As the world grapples with the effects of climate change and struggles to contain the coronavirus, there’s never been a better time delve into questions of global health—which is just what Prof. Betsey Brada has in mind for Anthropology 541, Global Health: Critical Perspectives. This graduate-level course is one of the many unique courses that make up Reed’s interdisciplinary Masters of Arts in Liberal Studies program. And it’s one of the many courses we’d love to take. 

“Global health,” asserted a recent letter to the journal Lancet, “will never be the same after COVID-19—it cannot be. The pandemic has given the lie to the notion that expertise is concentrated in, or at least best channeled by, legacy powers and historically rich states.”
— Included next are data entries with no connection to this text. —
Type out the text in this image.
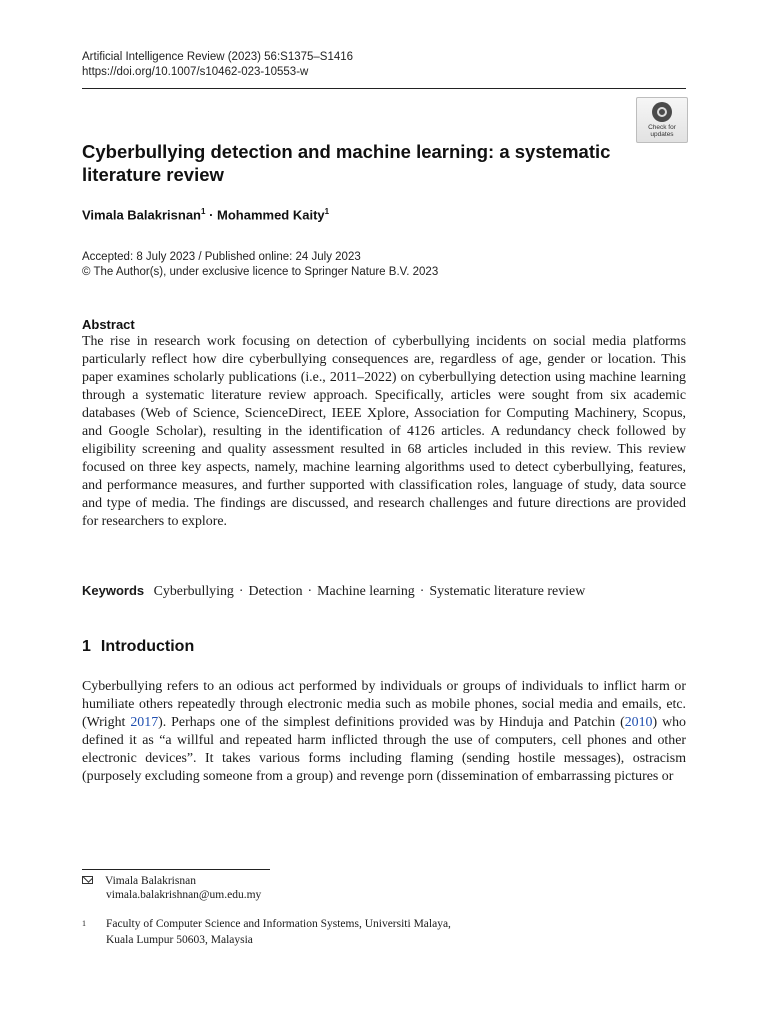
Artificial Intelligence Review (2023) 56:S1375–S1416
https://doi.org/10.1007/s10462-023-10553-w
Check for
updates
Cyberbullying detection and machine learning: a systematic
literature review
Vimala Balakrisnan$^1$ · Mohammed Kaity$^1$
Accepted: 8 July 2023 / Published online: 24 July 2023
© The Author(s), under exclusive licence to Springer Nature B.V. 2023
Abstract
The rise in research work focusing on detection of cyberbullying incidents on social media platforms particularly reflect how dire cyberbullying consequences are, regardless of age, gender or location. This paper examines scholarly publications (i.e., 2011–2022) on cyberbullying detection using machine learning through a systematic literature review approach. Specifically, articles were sought from six academic databases (Web of Science, ScienceDirect, IEEE Xplore, Association for Computing Machinery, Scopus, and Google Scholar), resulting in the identification of 4126 articles. A redundancy check followed by eligibility screening and quality assessment resulted in 68 articles included in this review. This review focused on three key aspects, namely, machine learning algorithms used to detect cyberbullying, features, and performance measures, and further supported with classification roles, language of study, data source and type of media. The findings are discussed, and research challenges and future directions are provided for researchers to explore.
Keywords Cyberbullying · Detection · Machine learning · Systematic literature review
1 Introduction
Cyberbullying refers to an odious act performed by individuals or groups of individuals to inflict harm or humiliate others repeatedly through electronic media such as mobile phones, social media and emails, etc. (Wright 2017). Perhaps one of the simplest definitions provided was by Hinduja and Patchin (2010) who defined it as “a willful and repeated harm inflicted through the use of computers, cell phones and other electronic devices”. It takes various forms including flaming (sending hostile messages), ostracism (purposely excluding someone from a group) and revenge porn (dissemination of embarrassing pictures or
Vimala Balakrisnan
vimala.balakrishnan@um.edu.my
1 Faculty of Computer Science and Information Systems, Universiti Malaya,
Kuala Lumpur 50603, Malaysia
Prof. Brada’s course examines contemporary global health from an interdisciplinary perspective. It proceeds from the assertion that global health, rather than the distribution of health services across the world, is an intersection of social, biological, and geopolitical relationships that the COVID-19 pandemic both reflects and may radically transform. The course delves first into history, identifying the main actors, institutions, practices, and forms of knowledge that have defined global health over the course of the late nineteenth and twentieth centuries. Turning to anthropological perspectives, students will examine the social, political, and economic factors that shape patterns of suffering and disease across societies as well as the efforts taken to ameliorate them, placing present-day developments in historical perspective.
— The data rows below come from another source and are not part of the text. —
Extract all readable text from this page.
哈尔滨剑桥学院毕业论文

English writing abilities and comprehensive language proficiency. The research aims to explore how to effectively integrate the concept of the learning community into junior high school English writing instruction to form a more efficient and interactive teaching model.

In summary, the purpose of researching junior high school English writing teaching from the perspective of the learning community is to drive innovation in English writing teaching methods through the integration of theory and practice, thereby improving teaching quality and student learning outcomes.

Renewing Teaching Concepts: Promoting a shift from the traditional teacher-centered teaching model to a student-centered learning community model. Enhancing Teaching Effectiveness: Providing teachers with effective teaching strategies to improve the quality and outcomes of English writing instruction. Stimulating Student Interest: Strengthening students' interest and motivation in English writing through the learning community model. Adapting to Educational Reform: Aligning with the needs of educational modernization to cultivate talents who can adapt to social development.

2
There are unexpected consequences of global health programs for patients and professionals alike, and the course will examine these, as well as the limits of global health with regard to noncommunicable diseases and ecological concerns that fall outside global health’s enduring focus on infectious disease. Throughout the course COVID-19 will remain squarely in students' sights. Key topics include the management of epidemic diseases; tensions between clinical research and access to treatment; the rise of transnational humanitarianism; and the intersection of zoonotic diseases and climate change.

Prof. Brada is a cultural anthropologist who specializes in health and medicine in southern Africa. She teaches and researches on topics in medical anthropology, the anthropology of pedagogy and expertise, and the ethnography and history of Africa, all drawing from her extensive field work in the region. 

Readings include:

  • Crane, Johanna (2013) Scrambling for Africa: AIDS, Expertise, and the Rise of American Global Health Science. Ithaca, NY: Cornell University Press. 
  • Keck, Frédéric (2020) Avian Reservoirs: Virus Hunters and Birdwatchers in Chinese Sentinel Posts. Durham, NC: Duke University Press.
  • Packard, Randall (2016) A History of Global Health: Interventions into the Lives of Other Peoples. Johns Hopkins University Press. 
  • Renne, Elisha (2010) The Politics of Polio in Northern Nigeria. Bloomington, IN: Indiana University Press.